Personal information
- Born: 22 February 2001 (age 25) Edinburgh, Scotland

Sport
- Sport: Field hockey
- Position: Forward

Senior career
- Years: Team / Caps / Goals
- 2023–: Adelaide Fire / - / -

National team
- Years: Team / Caps / Goals
- 2022: Scotland U–21 / 5 / (0)
- 2022: Great Britain U–21 / 6 / (2)

Medal record
Men's field hockey
Representing United Kingdom
Sultan of Johor Cup
| Bronze medal – third place | 2022 Johor Bahru | Team |

= Fraser Heigh =

Scottish field hockey player

Fraser Heigh (born 22 February 2001) is a field hockey player from Scotland, who plays as a forward.

==Personal life==
Fraser Heigh was raised in Edinburgh, Scotland. He is a former student of George Watson's College.

==Career==
===National leagues===
In his native Scottish National League, Heigh represents Grange.
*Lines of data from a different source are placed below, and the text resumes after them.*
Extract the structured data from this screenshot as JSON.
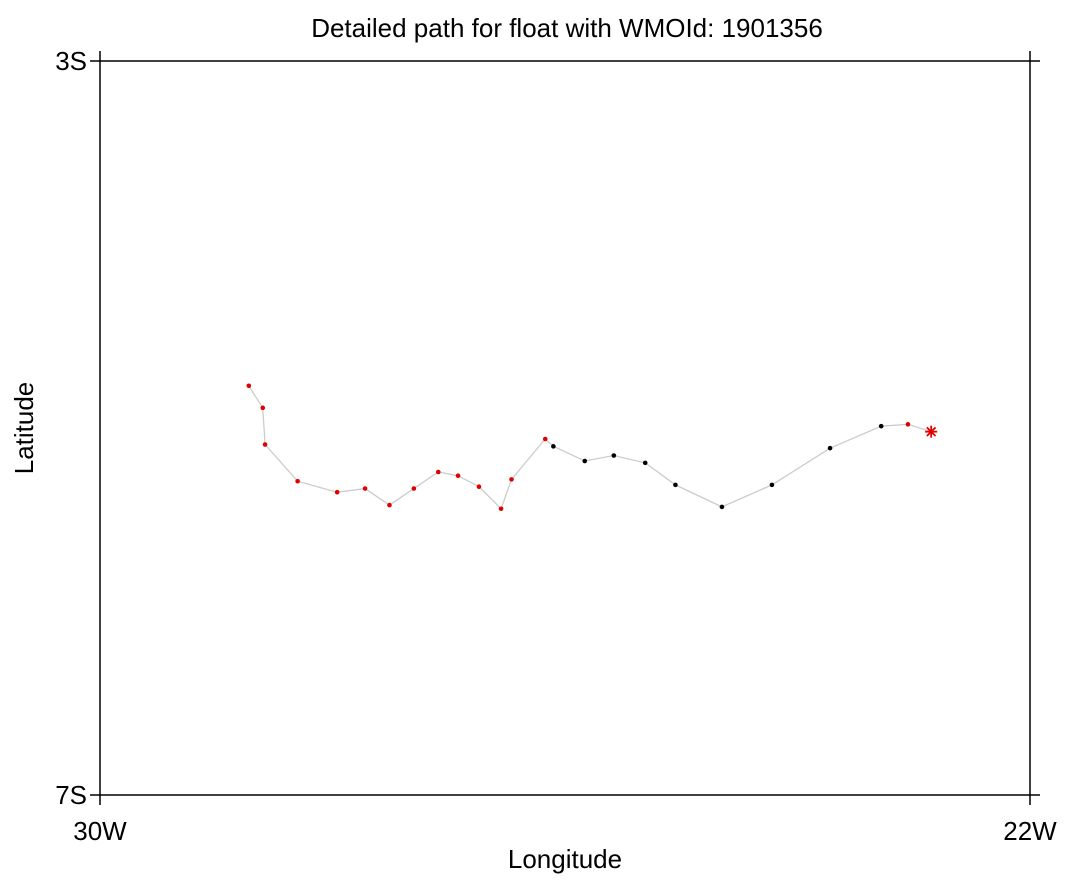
{
  "chart_data": {
    "type": "scatter",
    "title": "Detailed path for float with WMOId: 1901356",
    "xlabel": "Longitude",
    "ylabel": "Latitude",
    "xlim": [
      -30,
      -22
    ],
    "ylim": [
      -7,
      -3
    ],
    "x_ticks": [
      {
        "value": -30,
        "label": "30W"
      },
      {
        "value": -22,
        "label": "22W"
      }
    ],
    "y_ticks": [
      {
        "value": -3,
        "label": "3S"
      },
      {
        "value": -7,
        "label": "7S"
      }
    ],
    "grid": false,
    "legend": "none",
    "colors": {
      "path_line": "#cccccc",
      "red_marker": "#e00000",
      "black_marker": "#000000",
      "axis": "#000000"
    },
    "path": [
      {
        "lon": -28.72,
        "lat": -4.77,
        "color": "red"
      },
      {
        "lon": -28.6,
        "lat": -4.89,
        "color": "red"
      },
      {
        "lon": -28.58,
        "lat": -5.09,
        "color": "red"
      },
      {
        "lon": -28.3,
        "lat": -5.29,
        "color": "red"
      },
      {
        "lon": -27.96,
        "lat": -5.35,
        "color": "red"
      },
      {
        "lon": -27.72,
        "lat": -5.33,
        "color": "red"
      },
      {
        "lon": -27.51,
        "lat": -5.42,
        "color": "red"
      },
      {
        "lon": -27.3,
        "lat": -5.33,
        "color": "red"
      },
      {
        "lon": -27.09,
        "lat": -5.24,
        "color": "red"
      },
      {
        "lon": -26.92,
        "lat": -5.26,
        "color": "red"
      },
      {
        "lon": -26.74,
        "lat": -5.32,
        "color": "red"
      },
      {
        "lon": -26.55,
        "lat": -5.44,
        "color": "red"
      },
      {
        "lon": -26.46,
        "lat": -5.28,
        "color": "red"
      },
      {
        "lon": -26.17,
        "lat": -5.06,
        "color": "red"
      },
      {
        "lon": -26.1,
        "lat": -5.1,
        "color": "black"
      },
      {
        "lon": -25.83,
        "lat": -5.18,
        "color": "black"
      },
      {
        "lon": -25.58,
        "lat": -5.15,
        "color": "black"
      },
      {
        "lon": -25.31,
        "lat": -5.19,
        "color": "black"
      },
      {
        "lon": -25.05,
        "lat": -5.31,
        "color": "black"
      },
      {
        "lon": -24.65,
        "lat": -5.43,
        "color": "black"
      },
      {
        "lon": -24.22,
        "lat": -5.31,
        "color": "black"
      },
      {
        "lon": -23.72,
        "lat": -5.11,
        "color": "black"
      },
      {
        "lon": -23.28,
        "lat": -4.99,
        "color": "black"
      },
      {
        "lon": -23.05,
        "lat": -4.98,
        "color": "red"
      },
      {
        "lon": -22.85,
        "lat": -5.02,
        "color": "red",
        "marker": "asterisk"
      }
    ]
  }
}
Heigh moved to Australia in 2023, signing on with the Adelaide Fire for season three of the JDH Hockey One League.

===Under–21===
====Scotland====
Heigh made his debut for the Scotland U–21 side at the 2022 EuroHockey Junior Championships in Ghent.

====Great Britain====
Following his Scotland junior debut, Heigh went on to represent the Great Britain junior side in 2022 also. He appeared at the Sultan of Johor Cup, winning a bronze medal.